Officials indicated increasing concerns about the outlook for growth, noting signs that consumption is weakening because of supply-side bottlenecks and a surge in the cost of oil, natural gas and electricity.

The committee noted that those issues were holding back the economy, which will linger below its pre-coronavirus level until the first three months of next year, a quarter later than previously expected. The forecast for 2022 growth was cut to 5 per cent from 6 per cent. That cut came despite a small fiscal boost after Chancellor of the Exchequer Rishi Sunak lifted spending in his annual budget last week.

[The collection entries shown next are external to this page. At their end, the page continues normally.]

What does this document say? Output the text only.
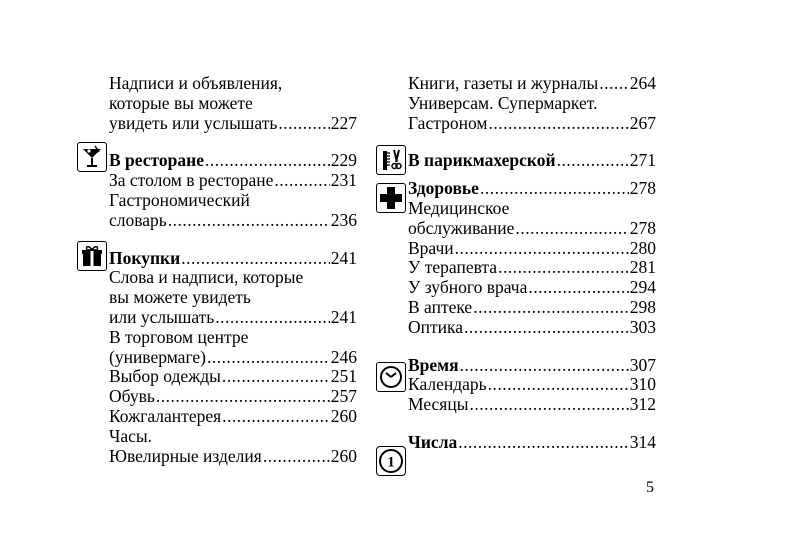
Надписи и объявления,
которые вы можете
увидеть или услышать .....	227
В ресторане .....	229
За столом в ресторане .....	231
Гастрономический
словарь .....	236
Покупки .....	241
Слова и надписи, которые
вы можете увидеть
или услышать .....	241
В торговом центре
(универмаге) .....	246
Выбор одежды .....	251
Обувь .....	257
Кожгалантерея .....	260
Часы.
Ювелирные изделия .....	260
Книги, газеты и журналы ..... 264
Универсам. Супермаркет.
Гастроном .....	267
В парикмахерской .....	271
Здоровье .....	278
Медицинское
обслуживание .....	278
Врачи .....	280
У терапевта .....	281
У зубного врача .....	294
В аптеке .....	298
Оптика .....	303
Время .....	307
Календарь .....	310
Месяцы .....	312
Числа .....	314
5
1
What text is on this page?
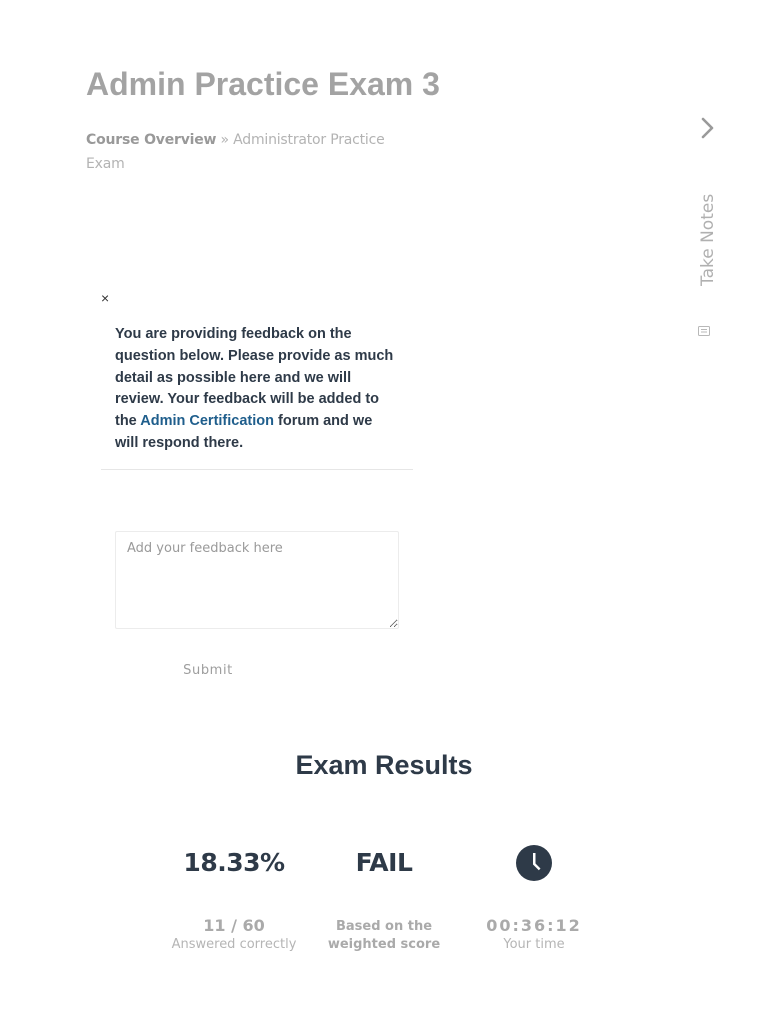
Admin Practice Exam 3
Course Overview » Administrator Practice Exam
Take Notes
×
You are providing feedback on the question below. Please provide as much detail as possible here and we will review. Your feedback will be added to the Admin Certification forum and we will respond there.
Add your feedback here
Submit
Exam Results
18.33%
11 / 60
Answered correctly
FAIL
Based on the
weighted score
00:36:12
Your time
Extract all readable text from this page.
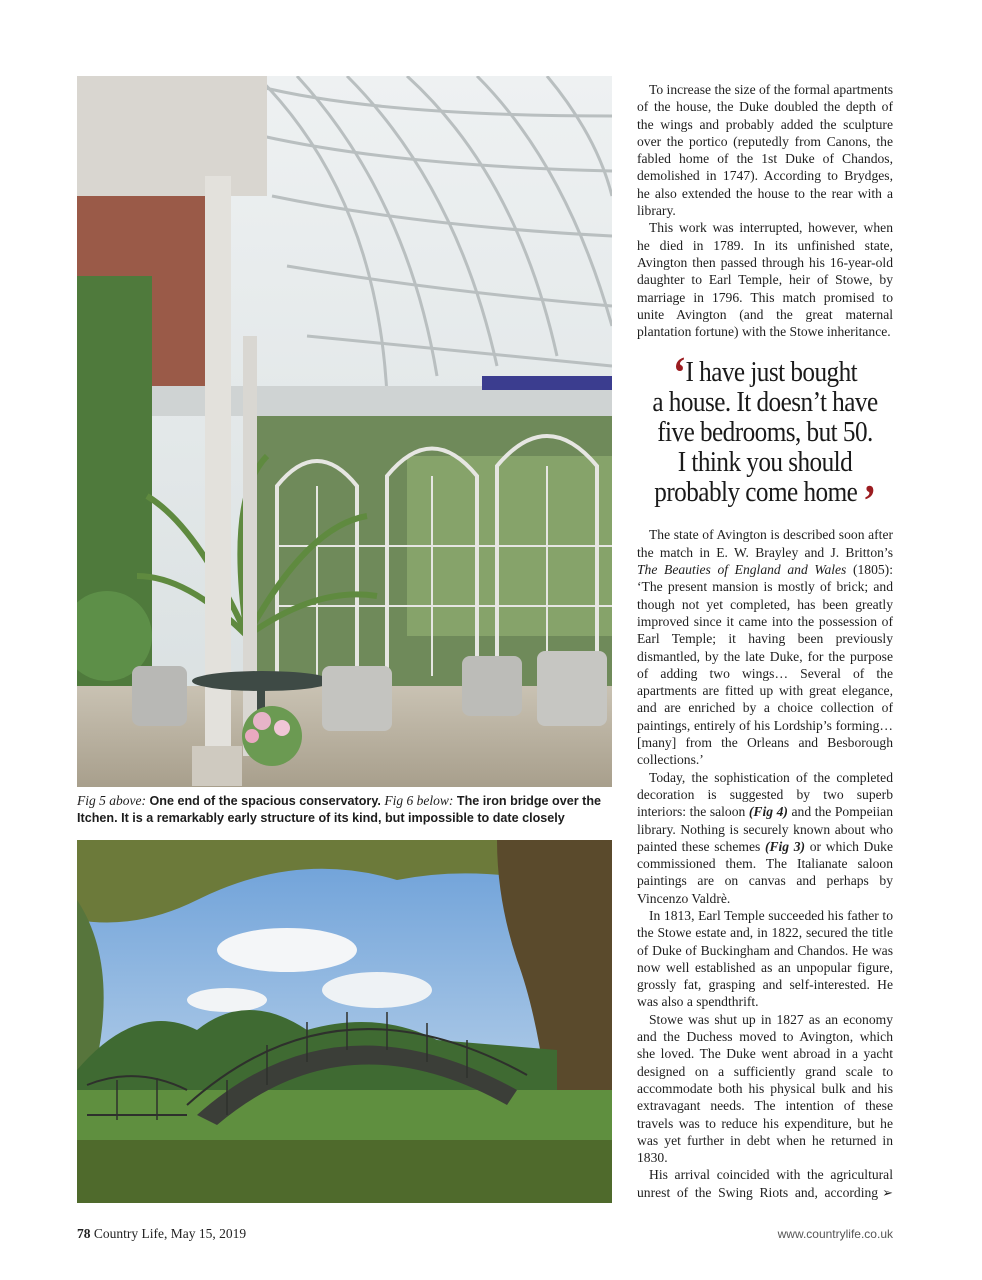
Fig 5 above: One end of the spacious conservatory. Fig 6 below: The iron bridge over the Itchen. It is a remarkably early structure of its kind, but impossible to date closely

To increase the size of the formal apartments of the house, the Duke doubled the depth of the wings and probably added the sculpture over the portico (reputedly from Canons, the fabled home of the 1st Duke of Chandos, demolished in 1747). According to Brydges, he also extended the house to the rear with a library.

This work was interrupted, however, when he died in 1789. In its unfinished state, Avington then passed through his 16-year-old daughter to Earl Temple, heir of Stowe, by marriage in 1796. This match promised to unite Avington (and the great maternal plantation fortune) with the Stowe inheritance.

‘I have just bought
a house. It doesn’t have
five bedrooms, but 50.
I think you should
probably come home ’

The state of Avington is described soon after the match in E. W. Brayley and J. Britton’s The Beauties of England and Wales (1805): ‘The present mansion is mostly of brick; and though not yet completed, has been greatly improved since it came into the possession of Earl Temple; it having been previously dismantled, by the late Duke, for the purpose of adding two wings… Several of the apartments are fitted up with great elegance, and are enriched by a choice collection of paintings, entirely of his Lordship’s forming… [many] from the Orleans and Besborough collections.’

Today, the sophistication of the completed decoration is suggested by two superb interiors: the saloon (Fig 4) and the Pompeiian library. Nothing is securely known about who painted these schemes (Fig 3) or which Duke commissioned them. The Italianate saloon paintings are on canvas and perhaps by Vincenzo Valdrè.

In 1813, Earl Temple succeeded his father to the Stowe estate and, in 1822, secured the title of Duke of Buckingham and Chandos. He was now well established as an unpopular figure, grossly fat, grasping and self-interested. He was also a spendthrift.

Stowe was shut up in 1827 as an economy and the Duchess moved to Avington, which she loved. The Duke went abroad in a yacht designed on a sufficiently grand scale to accommodate both his physical bulk and his extravagant needs. The intention of these travels was to reduce his expenditure, but he was yet further in debt when he returned in 1830.

His arrival coincided with the agricultural unrest of the Swing Riots and, according ➢

78 Country Life, May 15, 2019	www.countrylife.co.uk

Just two officials, Mr Dave Ramsden and Mr Michael Saunders, voted for an immediate move, saying that inflation is likely to remain above target for the next few years unless rates rise.

Those two, along with Ms Catherine Mann, also voted to reduce the BOE's target for government bond purchases by 20 billion pounds to 855 billion pounds. Those purchases are due to finish by the end of the year.

The majority saw merit in waiting, saying there was a cost to acting immediately. The current stance of monetary policy allows more space to tighten than loosen, they said.

Expectations about the decision for this meeting shifted rapidly in the past few weeks. after comments from Bailey highlighting the hawkish case. That left traders before the meeting pricing in a boost in the benchmark rate to 1.25 per cent by the end of next year. That suggested a rate rise once a quarter, which, coupled with the impact on the BOE's bond holdings, would imply the fastest tightening cycle in at least two decades.

The BOE's forecasts are conditioned on an older market curve showing rates hitting 1 per cent by the end of 2022. That showed inflation dropping below target by the end of the forecast period, a sign that officials think that forward curve for rates in financial markets is too aggressive.

Policy makers also cautioned that if energy prices move in line with a downward sloping futures curve, inflation may drop even further below target.

Even without a hike on Thursday, the prospect of a move in coming months leaves the BOE far further down the road to tightening than its major peers.

Federal Reserve Chair Jerome Powell yesterday said won't entertain interest-rate increases until the labor market heals further, even as the Federal Open Market Committee announced it would start slowing its monthly asset purchases.

Earlier, European Central Bank president Christine Lagarde had indicated she thought the conditions for a rate hike by her institution are unlikely to be met in 2022.